ASATONのドキドキのシベリア鉄道体験記NO.9
「四日目(2002年7月13日)」

今日も朝寝坊して昼に起きる。トランプもせず、ストレッチもせずただぼーっとして、話をして、飲み食いしながら過ごす。お互いにマッサージをしあったり。

今日は停車駅で珍しい食べ物をゲットできた。Mちゃんはロシア風クレープ(中身はカッテージチーズ)とピロシキ(キャベツ、卵とリークの2種類)をゲット。Asatonはししゃもの燻製と細長いウエハースののような中に蜜が入っているお菓子。ししゃもは塩味がきいていて、炭酸の飲み物との相性が最高!ビールでもいけたかも。

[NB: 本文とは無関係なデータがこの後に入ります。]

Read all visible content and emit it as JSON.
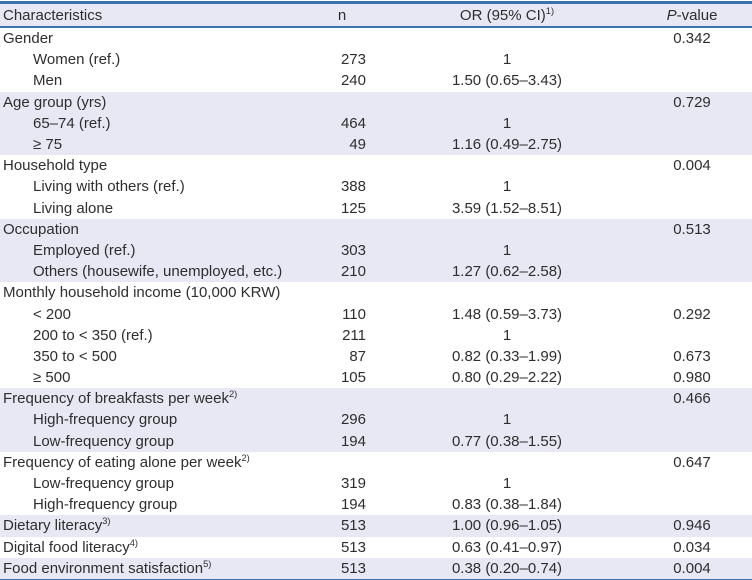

ただ、この停車駅に止まった時、鼻血をだしてぐったりしたモンゴル人の若者が車両のおどり場に座りこんでいた。顔は血だらけで、トイレで顔を洗ったりしたらしくあっちこっちのハンドルも血まみれ。彼は身じろぎもしないので死んでいるのかと思ったほど。何なんだろう、と3人でいぶかしがるけれど、あんなに怪我したのなら仲間が助けにくるはず。放っておかれているということは仲間内の喧嘩ではないだろうか。ここの商人達は柄が悪いしねえ。で、様子を見ることにしたのだけれど、彼が
いつのまにか去るまでちょっと気味が悪かったです。
                              
「ラモス妻」も この光景を見てぎょっとしていたし。この「ラモス妻」とは時々言葉を交わすようになってきました。一度彼女が買ったイチゴをご相伴にあずかったし。しかーし、停車駅で彼女が買ったものについて聞いてみると「チーズとトマト」というのにびっくり。せっかく ロシアのおふくろの味が食べれるチャンスなのにな。おいしいものがいろいろあるのにもったいないなあ。(ベジタリアンだったのかもしれないけれど)

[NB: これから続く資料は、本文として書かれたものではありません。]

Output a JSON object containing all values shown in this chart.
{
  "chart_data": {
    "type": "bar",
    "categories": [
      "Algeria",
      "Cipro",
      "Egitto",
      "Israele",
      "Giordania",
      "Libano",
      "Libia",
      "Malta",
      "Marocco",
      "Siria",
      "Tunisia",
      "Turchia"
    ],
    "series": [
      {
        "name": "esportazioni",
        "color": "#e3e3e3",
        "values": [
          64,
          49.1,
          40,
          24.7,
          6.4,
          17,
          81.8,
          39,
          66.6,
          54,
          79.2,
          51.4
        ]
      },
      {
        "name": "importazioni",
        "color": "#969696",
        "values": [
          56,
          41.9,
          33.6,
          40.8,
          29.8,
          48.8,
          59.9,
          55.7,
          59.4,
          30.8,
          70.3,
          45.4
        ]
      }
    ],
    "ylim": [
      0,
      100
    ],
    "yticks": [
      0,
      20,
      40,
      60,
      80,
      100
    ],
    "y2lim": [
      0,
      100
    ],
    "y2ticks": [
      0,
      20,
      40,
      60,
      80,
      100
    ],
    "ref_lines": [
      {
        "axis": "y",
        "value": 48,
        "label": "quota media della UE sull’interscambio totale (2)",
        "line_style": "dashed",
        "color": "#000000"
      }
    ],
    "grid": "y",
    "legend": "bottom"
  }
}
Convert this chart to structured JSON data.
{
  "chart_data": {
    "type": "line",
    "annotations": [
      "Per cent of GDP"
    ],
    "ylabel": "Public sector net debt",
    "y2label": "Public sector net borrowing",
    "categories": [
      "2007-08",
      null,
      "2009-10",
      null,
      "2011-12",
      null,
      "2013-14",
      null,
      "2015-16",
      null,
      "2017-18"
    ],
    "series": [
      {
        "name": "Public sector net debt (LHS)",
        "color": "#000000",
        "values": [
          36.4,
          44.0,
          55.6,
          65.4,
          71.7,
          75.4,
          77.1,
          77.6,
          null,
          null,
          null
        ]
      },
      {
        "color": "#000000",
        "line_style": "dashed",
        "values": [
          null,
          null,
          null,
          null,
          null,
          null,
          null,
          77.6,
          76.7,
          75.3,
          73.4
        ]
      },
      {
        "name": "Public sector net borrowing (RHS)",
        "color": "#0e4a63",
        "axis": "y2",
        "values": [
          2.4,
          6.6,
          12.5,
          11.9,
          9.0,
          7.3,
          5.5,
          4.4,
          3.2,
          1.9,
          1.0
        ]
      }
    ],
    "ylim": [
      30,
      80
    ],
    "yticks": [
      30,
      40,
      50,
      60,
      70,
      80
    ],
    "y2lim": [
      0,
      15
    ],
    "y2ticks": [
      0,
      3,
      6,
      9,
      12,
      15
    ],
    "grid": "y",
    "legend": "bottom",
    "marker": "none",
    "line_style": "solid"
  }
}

友人達と日本人でよかったと確認しあってしまいました。日本人はすごく食に対して貪欲でいろんなものを味わえる能力が高い気がする、うん。ロシアのピロシキはどれも形や具が違って、ひとつとして同じ味が無かったです。貴重な経験でした。本当においしかった。                              

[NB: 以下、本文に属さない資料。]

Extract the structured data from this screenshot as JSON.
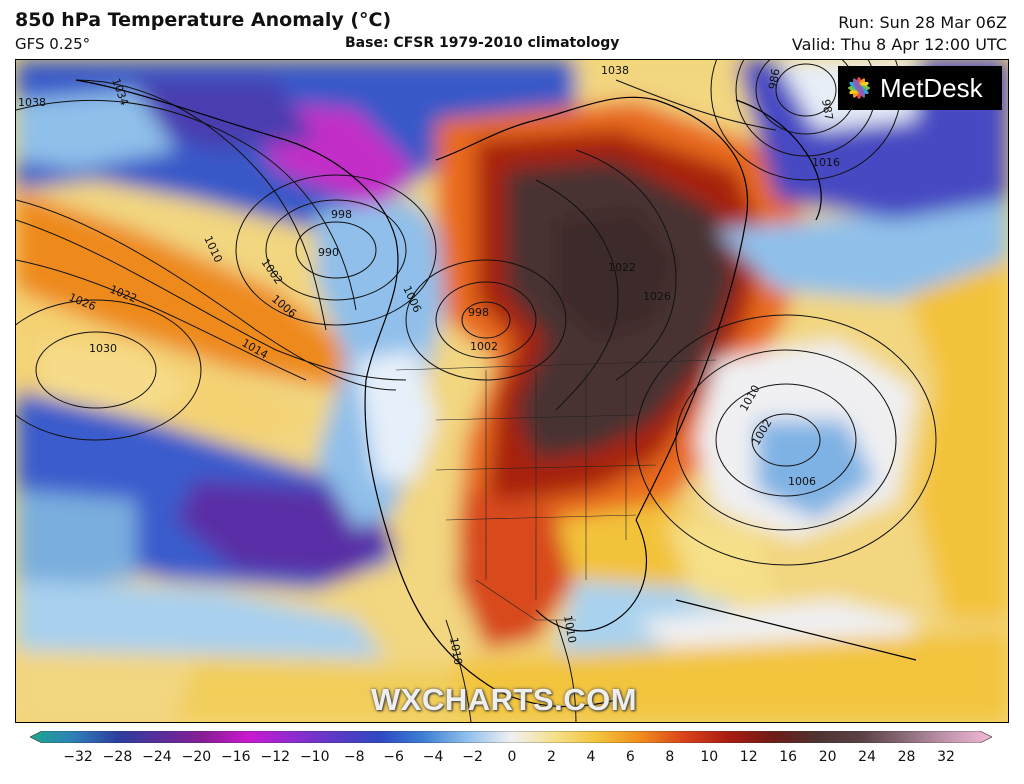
{
  "header": {
    "title": "850 hPa Temperature Anomaly (°C)",
    "model": "GFS 0.25°",
    "base": "Base: CFSR 1979-2010 climatology",
    "run": "Run: Sun 28 Mar 06Z",
    "valid": "Valid: Thu 8 Apr 12:00 UTC"
  },
  "logo": {
    "text": "MetDesk"
  },
  "watermark": {
    "text": "WXCHARTS.COM"
  },
  "isobar_labels": [
    "1038",
    "1034",
    "1038",
    "986",
    "987",
    "1016",
    "998",
    "990",
    "1010",
    "1002",
    "1006",
    "1022",
    "1026",
    "1014",
    "1030",
    "1006",
    "998",
    "1002",
    "1022",
    "1026",
    "1010",
    "1002",
    "1006",
    "1010",
    "1010"
  ],
  "colorbar": {
    "ticks": [
      "−32",
      "−28",
      "−24",
      "−20",
      "−16",
      "−12",
      "−10",
      "−8",
      "−6",
      "−4",
      "−2",
      "0",
      "2",
      "4",
      "6",
      "8",
      "10",
      "12",
      "16",
      "20",
      "24",
      "28",
      "32"
    ],
    "colors": [
      "#1aa88c",
      "#2f7fb8",
      "#2b3f9e",
      "#5a2c9a",
      "#8a1d96",
      "#c81ad0",
      "#8f2bd0",
      "#5a3ac6",
      "#2f48c4",
      "#3d7fd4",
      "#8fc0ec",
      "#f0f0f2",
      "#f6e08a",
      "#f3c23a",
      "#ef8a1c",
      "#d8401a",
      "#a81c12",
      "#6e1c16",
      "#4e3330",
      "#5a4145",
      "#8a6a78",
      "#c497b0",
      "#f2b8d4"
    ]
  }
}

そして広大なロシアの大地を目の当たりにして「大きさ」を実感しました。何日列車に乗ってもまだまだ大地が続く。林があるかとおもえば平原。道路が無いので住んでいる人達は線路の上を歩いていました。道無き道を行くよりは 近いし楽なのでしょう。こういった村は家がぽつーんとあるだけで、どうやって生活しているのかと思うくらい。モスクワは都会だったけれど、地方はまだまだなのかなあ。冬は寒いんだろうなあ、とかいろいろ考えてしまいました。               そして、日本人が多く抑留されて犠牲になった地でもあるんだ、と大地をみながら考えていました。